All that ransom money has also allowed pirates to run a more sophisticated operation. In the Chatham House report, "Piracy in Somalia: Threatening Global Trade, Feeding Local Wars," Roger Middleton, a researcher for the think tank's Africa program, said that pirates are increasingly using "mother ships" to increase their range and scope out targets.
"These are generally fishing trawlers that the pirates capture closer to shore and then use as staging posts for attacks farther out to sea," he said.
More money also means better weapons, usually purchased from Yemen or the country's volatile capital, Mogadishu. The pirates even have a spokesman who frequently gives interviews by satellite phone.
So far, the CMF and the U.S. Navy maintain that once a ship is captured the ransom negotiations and what happens to the cargo is between the shipper and the pirates -- with one exception.

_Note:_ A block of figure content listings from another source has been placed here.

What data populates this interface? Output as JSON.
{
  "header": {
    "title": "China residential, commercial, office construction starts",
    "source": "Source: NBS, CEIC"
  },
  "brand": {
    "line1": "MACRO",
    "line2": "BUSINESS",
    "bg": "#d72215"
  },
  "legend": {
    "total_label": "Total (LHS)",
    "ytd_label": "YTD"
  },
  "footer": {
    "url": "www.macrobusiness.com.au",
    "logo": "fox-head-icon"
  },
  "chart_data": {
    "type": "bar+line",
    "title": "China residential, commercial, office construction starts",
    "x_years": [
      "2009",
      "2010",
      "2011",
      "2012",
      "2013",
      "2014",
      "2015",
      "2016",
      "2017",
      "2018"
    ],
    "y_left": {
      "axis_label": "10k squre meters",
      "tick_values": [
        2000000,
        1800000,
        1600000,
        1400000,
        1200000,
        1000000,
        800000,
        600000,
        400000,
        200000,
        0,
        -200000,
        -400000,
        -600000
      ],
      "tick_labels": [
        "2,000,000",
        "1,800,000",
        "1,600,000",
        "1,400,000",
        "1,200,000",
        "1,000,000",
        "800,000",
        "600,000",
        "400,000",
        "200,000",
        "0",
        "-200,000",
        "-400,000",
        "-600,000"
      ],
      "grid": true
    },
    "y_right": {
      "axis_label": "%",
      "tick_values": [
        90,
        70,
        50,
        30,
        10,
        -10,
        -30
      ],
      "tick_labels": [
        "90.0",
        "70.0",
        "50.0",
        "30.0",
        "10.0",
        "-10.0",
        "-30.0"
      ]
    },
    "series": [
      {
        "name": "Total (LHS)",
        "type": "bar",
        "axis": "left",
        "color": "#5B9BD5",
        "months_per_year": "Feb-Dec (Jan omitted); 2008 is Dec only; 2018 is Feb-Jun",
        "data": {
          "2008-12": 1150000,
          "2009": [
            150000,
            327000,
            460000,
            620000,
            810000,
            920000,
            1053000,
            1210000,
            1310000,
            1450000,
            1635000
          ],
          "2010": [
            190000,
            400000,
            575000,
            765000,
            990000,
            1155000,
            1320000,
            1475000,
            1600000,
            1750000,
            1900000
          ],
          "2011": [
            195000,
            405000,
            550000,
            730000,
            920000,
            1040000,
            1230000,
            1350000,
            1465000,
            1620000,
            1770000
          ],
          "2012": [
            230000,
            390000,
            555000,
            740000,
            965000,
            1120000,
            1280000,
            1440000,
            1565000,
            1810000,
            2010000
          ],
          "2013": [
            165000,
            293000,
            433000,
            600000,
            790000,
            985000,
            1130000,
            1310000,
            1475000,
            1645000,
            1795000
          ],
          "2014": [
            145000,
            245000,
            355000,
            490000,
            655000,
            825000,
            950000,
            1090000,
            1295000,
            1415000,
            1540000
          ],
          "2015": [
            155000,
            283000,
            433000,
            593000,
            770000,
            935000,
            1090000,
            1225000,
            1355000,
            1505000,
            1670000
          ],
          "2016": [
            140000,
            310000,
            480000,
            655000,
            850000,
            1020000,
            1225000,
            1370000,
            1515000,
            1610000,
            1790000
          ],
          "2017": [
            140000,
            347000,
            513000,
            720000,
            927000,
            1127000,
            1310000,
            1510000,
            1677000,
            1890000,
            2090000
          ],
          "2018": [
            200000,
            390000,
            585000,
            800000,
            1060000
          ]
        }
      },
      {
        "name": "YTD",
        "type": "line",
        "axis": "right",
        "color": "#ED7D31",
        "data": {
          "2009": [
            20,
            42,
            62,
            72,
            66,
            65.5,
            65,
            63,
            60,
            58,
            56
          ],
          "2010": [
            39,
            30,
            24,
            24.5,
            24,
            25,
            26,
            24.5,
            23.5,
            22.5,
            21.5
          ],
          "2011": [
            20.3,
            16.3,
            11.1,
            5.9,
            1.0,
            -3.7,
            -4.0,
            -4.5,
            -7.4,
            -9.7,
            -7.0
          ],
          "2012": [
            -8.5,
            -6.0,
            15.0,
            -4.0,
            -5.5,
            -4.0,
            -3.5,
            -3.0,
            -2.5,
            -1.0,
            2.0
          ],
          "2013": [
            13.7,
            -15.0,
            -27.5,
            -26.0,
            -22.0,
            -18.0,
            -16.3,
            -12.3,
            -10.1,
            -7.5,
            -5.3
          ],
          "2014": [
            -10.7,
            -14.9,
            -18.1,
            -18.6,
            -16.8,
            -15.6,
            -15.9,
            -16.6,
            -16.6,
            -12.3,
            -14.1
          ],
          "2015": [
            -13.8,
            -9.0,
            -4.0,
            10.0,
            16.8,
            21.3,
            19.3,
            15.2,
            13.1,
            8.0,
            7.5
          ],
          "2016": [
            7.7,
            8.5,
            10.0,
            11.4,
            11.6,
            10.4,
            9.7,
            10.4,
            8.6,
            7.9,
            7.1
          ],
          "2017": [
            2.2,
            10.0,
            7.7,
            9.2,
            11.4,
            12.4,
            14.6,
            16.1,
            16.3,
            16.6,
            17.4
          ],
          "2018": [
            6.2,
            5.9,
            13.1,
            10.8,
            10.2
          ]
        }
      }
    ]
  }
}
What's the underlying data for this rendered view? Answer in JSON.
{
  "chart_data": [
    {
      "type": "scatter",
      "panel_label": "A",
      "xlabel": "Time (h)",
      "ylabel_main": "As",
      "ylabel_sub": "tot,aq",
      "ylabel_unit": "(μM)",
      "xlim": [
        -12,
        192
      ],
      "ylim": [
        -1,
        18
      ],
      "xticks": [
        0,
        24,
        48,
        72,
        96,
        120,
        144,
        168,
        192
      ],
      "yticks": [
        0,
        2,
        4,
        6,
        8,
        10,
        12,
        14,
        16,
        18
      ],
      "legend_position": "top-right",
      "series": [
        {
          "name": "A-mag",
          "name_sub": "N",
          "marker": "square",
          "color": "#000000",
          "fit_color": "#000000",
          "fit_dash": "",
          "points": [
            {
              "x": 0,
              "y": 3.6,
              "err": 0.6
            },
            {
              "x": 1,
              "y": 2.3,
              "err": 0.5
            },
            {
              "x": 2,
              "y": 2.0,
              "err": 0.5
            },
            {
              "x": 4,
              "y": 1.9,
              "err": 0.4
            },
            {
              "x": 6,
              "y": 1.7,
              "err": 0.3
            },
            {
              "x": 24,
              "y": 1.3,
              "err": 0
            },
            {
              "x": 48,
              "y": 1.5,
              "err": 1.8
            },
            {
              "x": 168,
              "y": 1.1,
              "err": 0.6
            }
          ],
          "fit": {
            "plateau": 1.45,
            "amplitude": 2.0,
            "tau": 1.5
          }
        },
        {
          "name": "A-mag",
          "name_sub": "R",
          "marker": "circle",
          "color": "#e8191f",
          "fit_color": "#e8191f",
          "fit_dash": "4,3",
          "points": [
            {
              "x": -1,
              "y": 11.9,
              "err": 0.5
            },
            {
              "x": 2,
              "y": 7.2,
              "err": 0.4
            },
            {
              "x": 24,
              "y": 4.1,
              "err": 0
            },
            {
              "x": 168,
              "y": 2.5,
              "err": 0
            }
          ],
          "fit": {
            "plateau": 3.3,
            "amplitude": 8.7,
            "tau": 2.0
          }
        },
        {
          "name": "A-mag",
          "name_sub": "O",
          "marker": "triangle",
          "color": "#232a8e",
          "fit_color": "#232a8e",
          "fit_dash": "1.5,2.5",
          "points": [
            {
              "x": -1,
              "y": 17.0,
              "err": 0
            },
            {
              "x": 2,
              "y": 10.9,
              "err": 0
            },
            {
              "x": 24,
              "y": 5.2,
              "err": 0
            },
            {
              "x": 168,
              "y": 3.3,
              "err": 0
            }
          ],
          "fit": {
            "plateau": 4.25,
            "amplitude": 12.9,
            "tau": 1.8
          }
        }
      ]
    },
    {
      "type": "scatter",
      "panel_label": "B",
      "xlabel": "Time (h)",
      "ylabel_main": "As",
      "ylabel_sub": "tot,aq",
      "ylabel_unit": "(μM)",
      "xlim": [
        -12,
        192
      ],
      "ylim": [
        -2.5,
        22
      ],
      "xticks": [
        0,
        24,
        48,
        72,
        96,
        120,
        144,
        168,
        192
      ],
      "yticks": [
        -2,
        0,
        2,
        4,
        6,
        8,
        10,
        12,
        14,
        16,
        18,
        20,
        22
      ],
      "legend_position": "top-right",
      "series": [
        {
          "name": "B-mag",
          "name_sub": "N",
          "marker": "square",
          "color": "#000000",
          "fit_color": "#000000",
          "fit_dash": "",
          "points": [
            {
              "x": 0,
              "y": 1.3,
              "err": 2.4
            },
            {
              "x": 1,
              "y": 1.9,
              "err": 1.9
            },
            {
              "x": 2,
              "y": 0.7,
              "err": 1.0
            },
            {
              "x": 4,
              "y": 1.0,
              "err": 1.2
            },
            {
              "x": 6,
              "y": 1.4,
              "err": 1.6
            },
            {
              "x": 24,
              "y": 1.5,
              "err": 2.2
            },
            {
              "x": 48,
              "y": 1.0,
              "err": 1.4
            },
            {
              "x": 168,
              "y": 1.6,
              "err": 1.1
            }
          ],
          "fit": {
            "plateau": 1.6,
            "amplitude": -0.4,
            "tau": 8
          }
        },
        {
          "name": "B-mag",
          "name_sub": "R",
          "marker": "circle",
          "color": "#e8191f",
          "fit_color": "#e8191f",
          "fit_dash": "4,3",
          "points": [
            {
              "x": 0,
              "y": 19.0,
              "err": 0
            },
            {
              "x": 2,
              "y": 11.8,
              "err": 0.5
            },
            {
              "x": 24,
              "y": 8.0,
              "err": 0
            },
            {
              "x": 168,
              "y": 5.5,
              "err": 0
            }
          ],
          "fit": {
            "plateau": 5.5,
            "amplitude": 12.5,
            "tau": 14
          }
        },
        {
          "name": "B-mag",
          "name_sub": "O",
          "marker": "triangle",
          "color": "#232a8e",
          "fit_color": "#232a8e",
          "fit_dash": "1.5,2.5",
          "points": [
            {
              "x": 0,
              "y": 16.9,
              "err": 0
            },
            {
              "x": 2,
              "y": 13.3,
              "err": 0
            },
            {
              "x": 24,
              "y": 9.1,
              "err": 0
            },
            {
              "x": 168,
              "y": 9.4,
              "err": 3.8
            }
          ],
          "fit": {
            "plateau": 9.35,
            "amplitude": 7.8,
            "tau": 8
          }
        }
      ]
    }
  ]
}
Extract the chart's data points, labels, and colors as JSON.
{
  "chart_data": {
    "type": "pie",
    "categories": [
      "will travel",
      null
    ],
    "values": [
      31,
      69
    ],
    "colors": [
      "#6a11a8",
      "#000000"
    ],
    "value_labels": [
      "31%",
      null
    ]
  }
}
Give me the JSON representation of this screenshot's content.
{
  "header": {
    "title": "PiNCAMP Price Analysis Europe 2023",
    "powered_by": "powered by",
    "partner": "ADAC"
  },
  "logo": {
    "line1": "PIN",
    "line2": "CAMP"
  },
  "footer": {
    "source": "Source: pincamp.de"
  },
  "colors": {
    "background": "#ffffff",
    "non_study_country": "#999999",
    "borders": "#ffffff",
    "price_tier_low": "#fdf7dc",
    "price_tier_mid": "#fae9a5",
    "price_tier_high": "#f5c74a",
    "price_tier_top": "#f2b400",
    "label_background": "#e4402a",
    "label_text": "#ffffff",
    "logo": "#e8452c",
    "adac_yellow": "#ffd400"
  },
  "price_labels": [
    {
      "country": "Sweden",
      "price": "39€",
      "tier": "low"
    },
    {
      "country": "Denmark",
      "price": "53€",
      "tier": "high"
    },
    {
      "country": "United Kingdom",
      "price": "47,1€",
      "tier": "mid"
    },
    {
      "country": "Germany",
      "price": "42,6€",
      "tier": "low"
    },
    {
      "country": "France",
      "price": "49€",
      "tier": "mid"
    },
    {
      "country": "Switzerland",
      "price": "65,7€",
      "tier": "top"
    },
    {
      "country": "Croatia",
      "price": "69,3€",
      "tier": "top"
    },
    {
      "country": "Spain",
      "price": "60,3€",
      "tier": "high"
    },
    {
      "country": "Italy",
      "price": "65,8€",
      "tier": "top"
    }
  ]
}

When the pirates grabbed the MV Faini and its load of weaponry Sept. 25, there were fears that the lethal load would find its way into war-torn Somalia or other parts of Africa.
MV Faina Is Cornered
The U.S. Navy dispatched several ships to track and corner the MV Faina to make sure that the pirates were not able to off load any of the cargo. While Christensen said they aren't involved in the ransom negotiations, which have ranged from $8 million to $20 million, the Navy ships will stay there until the situation is resolved.
Piracy is flourishing off the coast of Somalia because on land the country has been embroiled in civil wars for a generation and the current feeble government is busy trying to fend off an Islamic insurrection that threatens to topple it.
In his report, Middleton said the solution must be political, not from the military. "The most powerful weapon against piracy will be peace and opportunity in Somalia, coupled with an effective and reliable police force and judiciary," he wrote.
It's a sentiment Christensen agrees with. "Ultimately, piracy begins ashore," he said. "It is an international problem that requires an international solution. The international community together as a whole needs to engage ashore to deter these acts from starting in the first place."